February 03, 2005

Book blogging

The Cranky Neocon is recommending VDH's Carnage and Culture.

I couldn't agree more. Two springs ago I taught the Senior Seminar, and we used C&C together with Jared Diamond's Guns, Germs, & Steel to look at the issue of conflict and societal evolution. The two books completely disagree with each other arguing as they do from radically different perspectives: Hansen from the belief that certain social patterns developed by the Greeks and adopted by later European and then American societies explains the lethality of these societies when waging war on others, with Diamond seeking to explain the question of differential evolution of societies based on a variety of natural phenomena rather than culture. I'm partial to G,G, & S for the prominent place LLamas play in the story. In the immortal words of Dave Barry, I'm not making this up: a large factor in explaining the relative development of Aztec and Incan societies and empires versus Spain was the absence of domesticated animals, save for the humble LLama.

Anyhoo, it was a fun class: we also read Huntington's The Clash of Civilizations (kids hated it, never defines "civilization" usefully), Kennedy's The Rise and Fall of the Great Powers (his predictions about the future from the mid 1980s are hilarious---it's a wonder that our Imperial overlords in Japan, Inc, astride the world as he predicted, allow this book to remain in print....), and we finished with Bowen's BlackHawk Down and Kaplan's Warrior Politics. It was pretty wild given the backdrop of Spring 2003.

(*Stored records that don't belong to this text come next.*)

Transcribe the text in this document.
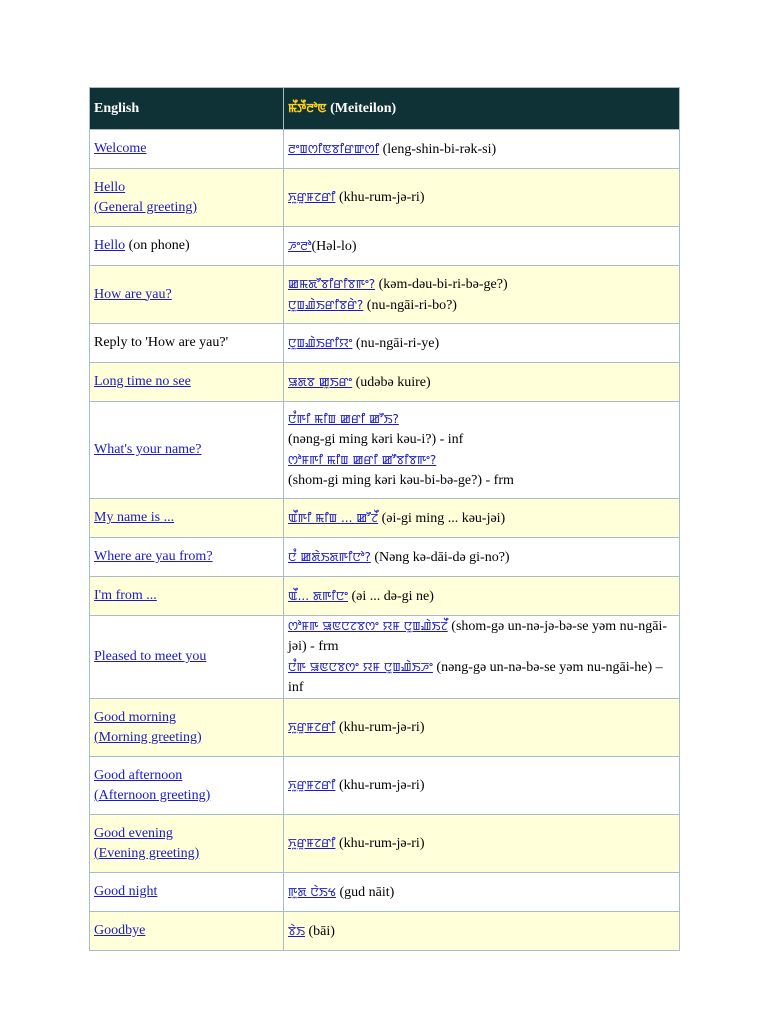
English	ꯃꯩꯇꯩꯂꯣꯟ (Meiteilon)

Welcome	ꯂꯦꯡꯁꯤꯟꯕꯤꯔꯛꯁꯤ (leng-shin-bi-rək-si)

Hello
(General greeting)	ꯈꯨꯔꯨꯝꯖꯔꯤ (khu-rum-jə-ri)

Hello (on phone)	ꯍꯦꯂꯣ(Həl-lo)

How are yau?	ꯀꯃꯗꯧꯕꯤꯔꯤꯕꯒꯦ? (kəm-dəu-bi-ri-bə-ge?)
ꯅꯨꯡꯉꯥꯏꯔꯤꯕꯔꯥ? (nu-ngāi-ri-bo?)

Reply to 'How are yau?'	ꯅꯨꯡꯉꯥꯏꯔꯤꯌꯦ (nu-ngāi-ri-ye)

Long time no see	ꯎꯗꯕ ꯀꯨꯏꯔꯦ (udəbə kuire)

What's your name?	ꯅꯪꯒꯤ ꯃꯤꯡ ꯀꯔꯤ ꯀꯧꯏ?
(nəng-gi ming kəri kəu-i?) - inf
ꯁꯣꯝꯒꯤ ꯃꯤꯡ ꯀꯔꯤ ꯀꯧꯕꯤꯕꯒꯦ?
(shom-gi ming kəri kəu-bi-bə-ge?) - frm

My name is ...	ꯑꯩꯒꯤ ꯃꯤꯡ ... ꯀꯧꯖꯩ (əi-gi ming ... kəu-jəi)

Where are yau from?	ꯅꯪ ꯀꯗꯥꯏꯗꯒꯤꯅꯣ? (Nəng kə-dāi-də gi-no?)

I'm from ...	ꯑꯩ... ꯗꯒꯤꯅꯦ (əi ... də-gi ne)

Pleased to meet you	ꯁꯣꯝꯒ ꯎꯟꯅꯖꯕꯁꯦ ꯌꯝ ꯅꯨꯡꯉꯥꯏꯖꯩ (shom-gə un-nə-jə-bə-se yəm nu-ngāi-jəi) - frm
ꯅꯪꯒ ꯎꯟꯅꯕꯁꯦ ꯌꯝ ꯅꯨꯡꯉꯥꯏꯍꯦ (nəng-gə un-nə-bə-se yəm nu-ngāi-he) – inf

Good morning
(Morning greeting)	ꯈꯨꯔꯨꯝꯖꯔꯤ (khu-rum-jə-ri)

Good afternoon
(Afternoon greeting)	ꯈꯨꯔꯨꯝꯖꯔꯤ (khu-rum-jə-ri)

Good evening
(Evening greeting)	ꯈꯨꯔꯨꯝꯖꯔꯤ (khu-rum-jə-ri)

Good night	ꯒꯨꯗ ꯅꯥꯏꯠ (gud nāit)

Goodbye	ꯕꯥꯏ (bāi)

Lately, however, I've been poring through The Letters and Writings of Benjamin Hawkins, who was the American agent to the Creek Nation during the Washington and Jefferson administrations. Hawkins was about the closest thing to a fair and scrupulously honest agent you were going to get, and of course he was well hated by the Georgians for it. The Cherokee Nation gets all the attention from this timeperiod, but the Creeks to me are more appealing precisely because they are more mysterious, and because of the way they were feared.

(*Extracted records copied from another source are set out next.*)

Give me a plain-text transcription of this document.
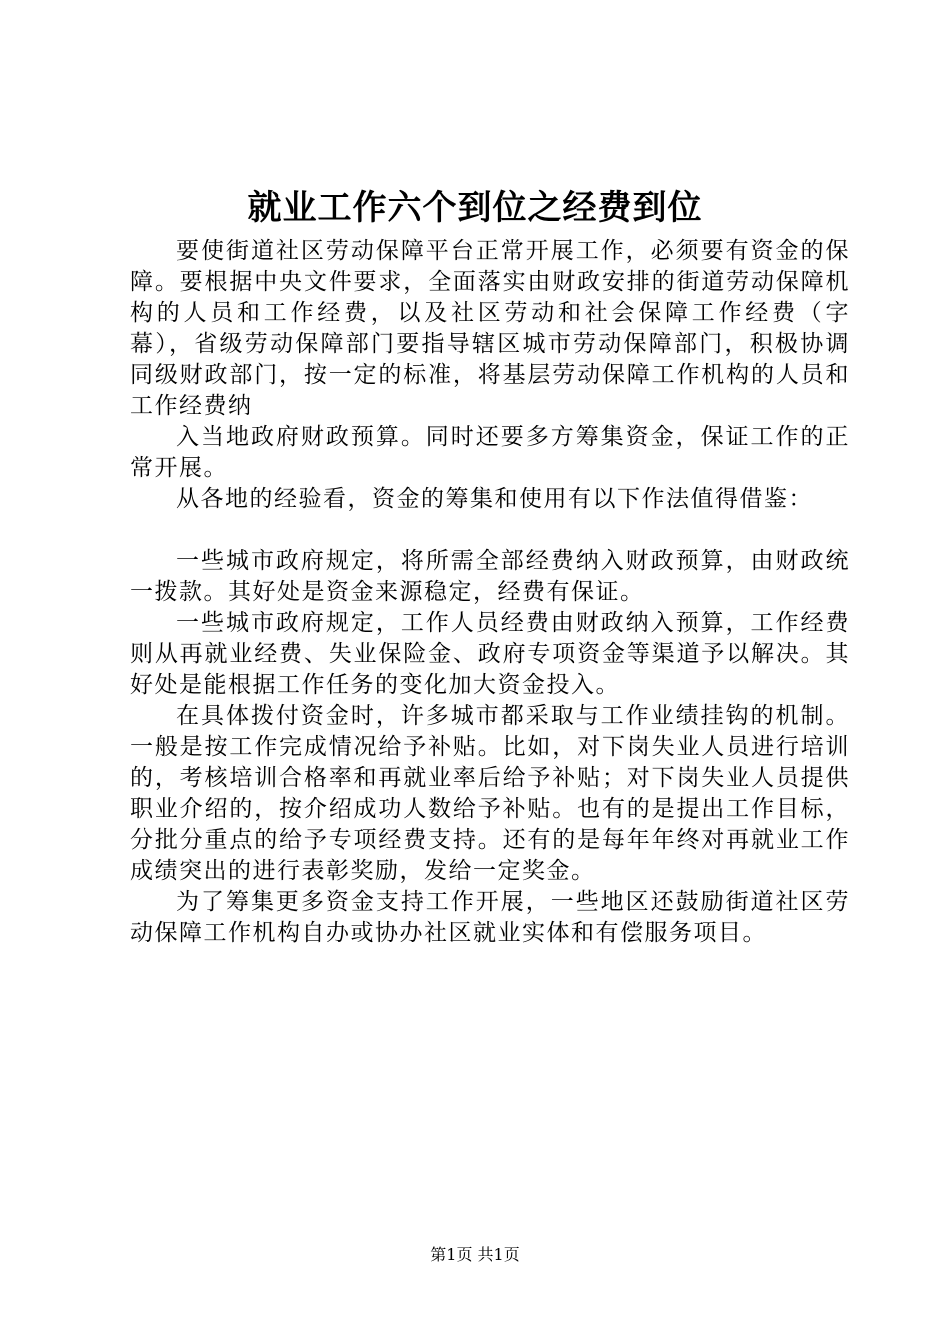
就业工作六个到位之经费到位

要使街道社区劳动保障平台正常开展工作，必须要有资金的保障。要根据中央文件要求，全面落实由财政安排的街道劳动保障机构的人员和工作经费，以及社区劳动和社会保障工作经费（字幕），省级劳动保障部门要指导辖区城市劳动保障部门，积极协调同级财政部门，按一定的标准，将基层劳动保障工作机构的人员和工作经费纳

入当地政府财政预算。同时还要多方筹集资金，保证工作的正常开展。

从各地的经验看，资金的筹集和使用有以下作法值得借鉴：

一些城市政府规定，将所需全部经费纳入财政预算，由财政统一拨款。其好处是资金来源稳定，经费有保证。

一些城市政府规定，工作人员经费由财政纳入预算，工作经费则从再就业经费、失业保险金、政府专项资金等渠道予以解决。其好处是能根据工作任务的变化加大资金投入。

在具体拨付资金时，许多城市都采取与工作业绩挂钩的机制。一般是按工作完成情况给予补贴。比如，对下岗失业人员进行培训的，考核培训合格率和再就业率后给予补贴；对下岗失业人员提供职业介绍的，按介绍成功人数给予补贴。也有的是提出工作目标，分批分重点的给予专项经费支持。还有的是每年年终对再就业工作成绩突出的进行表彰奖励，发给一定奖金。

为了筹集更多资金支持工作开展，一些地区还鼓励街道社区劳动保障工作机构自办或协办社区就业实体和有偿服务项目。

第1页 共1页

Speaking of wacky frontier life amongst the savages, the Irish Elk has a tribute to Winter Carnival at Dartmouth. Apparently, I attended Winter Carnival my freshman year in college, but to this day have no memories of the time, save for the cringing vision of the look of vomit in snow....

YIPS! from Robbo: I never made it to Carnival myself, although I almost met a very violent death at the hands of my then-girlfriend driving back to Connecticut late one fall evening after rowing in the Darmouth 8's. Howsomever, the Missus' grandfather was a Dartmouth DKE. We have a pillow his wife needle-pointed for him that features the old Indian mascot with a keg of rum on his shoulder. Message to PC Police - neener! neener!